Pour pouvoir s’inscrire à l’examen, il faut remplir certaines conditions au préalable :

  • être titulaire du permis B depuis au moins 3 ans ou 2 ans avec un apprentissage anticipé à la conduite,
  • posséder un casier judiciaire vierge,
  • détenir un certificat médical d’aptitude à la conduite d’un taxi,
  • posséder un certificat de secouriste de niveau 1 minimum (P.S.C.1) de moins de deux ans.

La formation est payante et se déroule dans un centre agréé privé. La durée de la formation est de 4 à 8 semaines, selon les centres. Il est également possible de se présenter en candidat libre à l’examen.

C’est la préfecture du département du postulant qui délivre les dossiers de candidature.

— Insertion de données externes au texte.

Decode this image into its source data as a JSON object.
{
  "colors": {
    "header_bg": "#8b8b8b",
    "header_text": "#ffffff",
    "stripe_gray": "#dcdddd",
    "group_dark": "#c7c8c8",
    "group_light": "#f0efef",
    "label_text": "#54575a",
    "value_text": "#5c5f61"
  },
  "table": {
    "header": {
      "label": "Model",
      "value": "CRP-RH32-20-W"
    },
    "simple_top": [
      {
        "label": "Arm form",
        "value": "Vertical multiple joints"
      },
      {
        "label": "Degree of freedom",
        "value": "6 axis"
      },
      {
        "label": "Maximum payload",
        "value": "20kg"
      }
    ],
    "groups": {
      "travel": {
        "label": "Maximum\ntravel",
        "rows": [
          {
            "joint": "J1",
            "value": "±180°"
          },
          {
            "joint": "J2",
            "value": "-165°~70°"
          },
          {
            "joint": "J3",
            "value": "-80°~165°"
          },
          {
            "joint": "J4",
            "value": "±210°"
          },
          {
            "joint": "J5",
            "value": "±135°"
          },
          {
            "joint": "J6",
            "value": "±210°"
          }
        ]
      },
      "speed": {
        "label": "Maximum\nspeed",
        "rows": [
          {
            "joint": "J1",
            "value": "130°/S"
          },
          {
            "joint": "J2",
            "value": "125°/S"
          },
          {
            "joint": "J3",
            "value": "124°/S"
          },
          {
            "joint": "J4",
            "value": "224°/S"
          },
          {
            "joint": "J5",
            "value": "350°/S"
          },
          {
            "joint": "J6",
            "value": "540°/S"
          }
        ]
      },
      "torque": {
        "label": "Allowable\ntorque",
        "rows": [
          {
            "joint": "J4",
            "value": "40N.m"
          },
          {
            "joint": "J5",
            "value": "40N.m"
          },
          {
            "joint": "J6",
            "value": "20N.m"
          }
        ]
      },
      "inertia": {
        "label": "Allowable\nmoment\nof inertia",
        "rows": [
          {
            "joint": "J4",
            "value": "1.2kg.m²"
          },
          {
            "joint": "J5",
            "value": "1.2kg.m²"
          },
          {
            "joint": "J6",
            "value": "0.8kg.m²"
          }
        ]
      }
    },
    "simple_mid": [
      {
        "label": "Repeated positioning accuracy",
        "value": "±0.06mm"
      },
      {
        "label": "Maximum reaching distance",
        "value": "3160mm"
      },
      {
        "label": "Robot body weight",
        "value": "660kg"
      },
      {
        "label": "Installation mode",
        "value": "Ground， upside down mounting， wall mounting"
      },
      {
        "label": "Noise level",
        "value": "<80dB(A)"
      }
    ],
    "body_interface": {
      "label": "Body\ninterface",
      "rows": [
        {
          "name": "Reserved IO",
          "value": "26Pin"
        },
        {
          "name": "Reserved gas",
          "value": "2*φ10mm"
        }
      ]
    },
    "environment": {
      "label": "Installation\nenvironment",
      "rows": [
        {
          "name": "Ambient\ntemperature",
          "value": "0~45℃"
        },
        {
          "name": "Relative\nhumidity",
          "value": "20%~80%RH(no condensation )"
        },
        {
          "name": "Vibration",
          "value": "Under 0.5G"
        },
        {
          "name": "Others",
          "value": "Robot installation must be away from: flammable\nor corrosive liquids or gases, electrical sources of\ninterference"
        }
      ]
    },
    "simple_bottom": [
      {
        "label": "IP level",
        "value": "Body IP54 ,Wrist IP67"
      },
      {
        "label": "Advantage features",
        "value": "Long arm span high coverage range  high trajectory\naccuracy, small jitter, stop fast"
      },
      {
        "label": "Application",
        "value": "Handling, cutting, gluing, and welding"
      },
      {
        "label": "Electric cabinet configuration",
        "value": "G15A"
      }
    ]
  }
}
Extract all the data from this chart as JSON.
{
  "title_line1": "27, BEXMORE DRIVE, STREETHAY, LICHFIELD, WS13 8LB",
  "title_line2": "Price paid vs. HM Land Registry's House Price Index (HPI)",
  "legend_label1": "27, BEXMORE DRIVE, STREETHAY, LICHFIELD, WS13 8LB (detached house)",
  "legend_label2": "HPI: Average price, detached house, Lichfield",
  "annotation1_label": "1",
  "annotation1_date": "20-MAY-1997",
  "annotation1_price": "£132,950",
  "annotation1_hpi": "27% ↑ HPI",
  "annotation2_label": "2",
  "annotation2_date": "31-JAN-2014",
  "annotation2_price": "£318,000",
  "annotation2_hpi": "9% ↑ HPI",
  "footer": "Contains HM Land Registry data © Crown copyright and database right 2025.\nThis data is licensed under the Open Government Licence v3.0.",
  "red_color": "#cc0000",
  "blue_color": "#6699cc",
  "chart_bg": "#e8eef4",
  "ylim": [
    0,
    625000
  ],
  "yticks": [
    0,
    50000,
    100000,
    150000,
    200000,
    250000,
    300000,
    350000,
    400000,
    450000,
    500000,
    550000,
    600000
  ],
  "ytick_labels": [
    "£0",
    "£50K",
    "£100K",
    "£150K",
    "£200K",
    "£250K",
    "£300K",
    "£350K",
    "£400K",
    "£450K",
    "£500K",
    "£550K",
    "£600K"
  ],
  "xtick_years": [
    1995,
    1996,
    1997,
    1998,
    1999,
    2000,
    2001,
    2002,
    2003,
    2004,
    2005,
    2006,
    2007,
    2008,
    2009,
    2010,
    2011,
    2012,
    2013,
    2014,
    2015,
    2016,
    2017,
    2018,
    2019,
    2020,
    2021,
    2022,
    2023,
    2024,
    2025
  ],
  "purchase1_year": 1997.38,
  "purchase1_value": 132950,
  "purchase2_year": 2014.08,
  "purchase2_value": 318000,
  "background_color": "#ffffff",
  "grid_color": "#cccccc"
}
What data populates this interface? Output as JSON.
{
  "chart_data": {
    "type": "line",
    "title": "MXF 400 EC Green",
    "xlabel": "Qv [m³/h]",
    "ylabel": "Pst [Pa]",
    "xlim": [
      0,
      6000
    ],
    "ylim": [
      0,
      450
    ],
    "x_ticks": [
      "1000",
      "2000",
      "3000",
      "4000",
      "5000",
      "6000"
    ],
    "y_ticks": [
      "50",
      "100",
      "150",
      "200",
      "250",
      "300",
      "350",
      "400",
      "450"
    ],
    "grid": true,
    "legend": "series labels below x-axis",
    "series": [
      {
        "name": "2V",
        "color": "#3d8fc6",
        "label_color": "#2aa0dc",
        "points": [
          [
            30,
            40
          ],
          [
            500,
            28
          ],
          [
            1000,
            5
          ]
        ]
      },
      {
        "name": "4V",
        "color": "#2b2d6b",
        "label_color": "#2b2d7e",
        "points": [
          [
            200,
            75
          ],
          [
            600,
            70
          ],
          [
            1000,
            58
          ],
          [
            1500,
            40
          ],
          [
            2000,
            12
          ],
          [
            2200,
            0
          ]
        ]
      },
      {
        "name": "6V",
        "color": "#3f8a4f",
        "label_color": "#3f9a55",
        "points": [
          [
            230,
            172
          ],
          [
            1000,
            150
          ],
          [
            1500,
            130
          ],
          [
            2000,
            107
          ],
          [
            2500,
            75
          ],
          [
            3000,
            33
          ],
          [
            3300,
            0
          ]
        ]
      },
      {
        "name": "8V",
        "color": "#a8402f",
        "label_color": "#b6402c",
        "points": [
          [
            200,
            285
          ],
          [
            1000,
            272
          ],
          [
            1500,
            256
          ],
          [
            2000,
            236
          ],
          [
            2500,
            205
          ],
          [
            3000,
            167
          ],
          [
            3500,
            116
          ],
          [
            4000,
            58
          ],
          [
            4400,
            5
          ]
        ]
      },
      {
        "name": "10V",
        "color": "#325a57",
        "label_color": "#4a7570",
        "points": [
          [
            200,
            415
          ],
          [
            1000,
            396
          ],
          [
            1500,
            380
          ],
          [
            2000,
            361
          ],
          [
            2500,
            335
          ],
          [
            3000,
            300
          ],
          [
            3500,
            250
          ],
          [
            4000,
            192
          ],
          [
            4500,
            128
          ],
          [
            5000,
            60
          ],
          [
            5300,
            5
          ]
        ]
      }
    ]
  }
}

L’examen comporte deux parties, les épreuves théoriques et la pratique :

  • Épreuves Théoriques : 5 épreuves de tronc commun et 2 épreuves spécifiques.

Épreuves de tronc commun :

– réglementation du transport public particulier de personnes,
– gestion,
– sécurité routière,
– français,
– anglais.

Épreuves spécifiques :

– connaissance du territoire de la réglementation locale,
– réglementation nationale spécifique et gestion spécifique.

  • Épreuve Pratique :

Seuls les candidats qui auront réussi les épreuves théoriques pourront passer la pratique. Elle consiste en un test de conduite simulant une course avec de supposés clients désirant se rendre d’un point A à un point B.

Le candidat est évalué sur la préparation du parcours, la prise en charge des clients, la sécurité, la souplesse de sa conduite ainsi que la facturation et l’utilisation du taximètre.

Après avoir obtenu le CCPCT, le futur chauffeur doit demander sa carte professionnelle à la préfecture. Lorsqu’il l’a reçue (quelques semaines plus tard), le chauffeur peut commencer à exercer, en tant que salarié, ou bien entamer les démarches pour se mettre à son compte.

Si un artisan souhaite faire du transport conventionné (transports pris en charge par la sécurité sociale qui peut représenter une grande partie du chiffre d’affaires d’un artisan), il devra avoir 3 ans d’exploitation. En attendant, beaucoup de chauffeurs choisissent de louer une licence.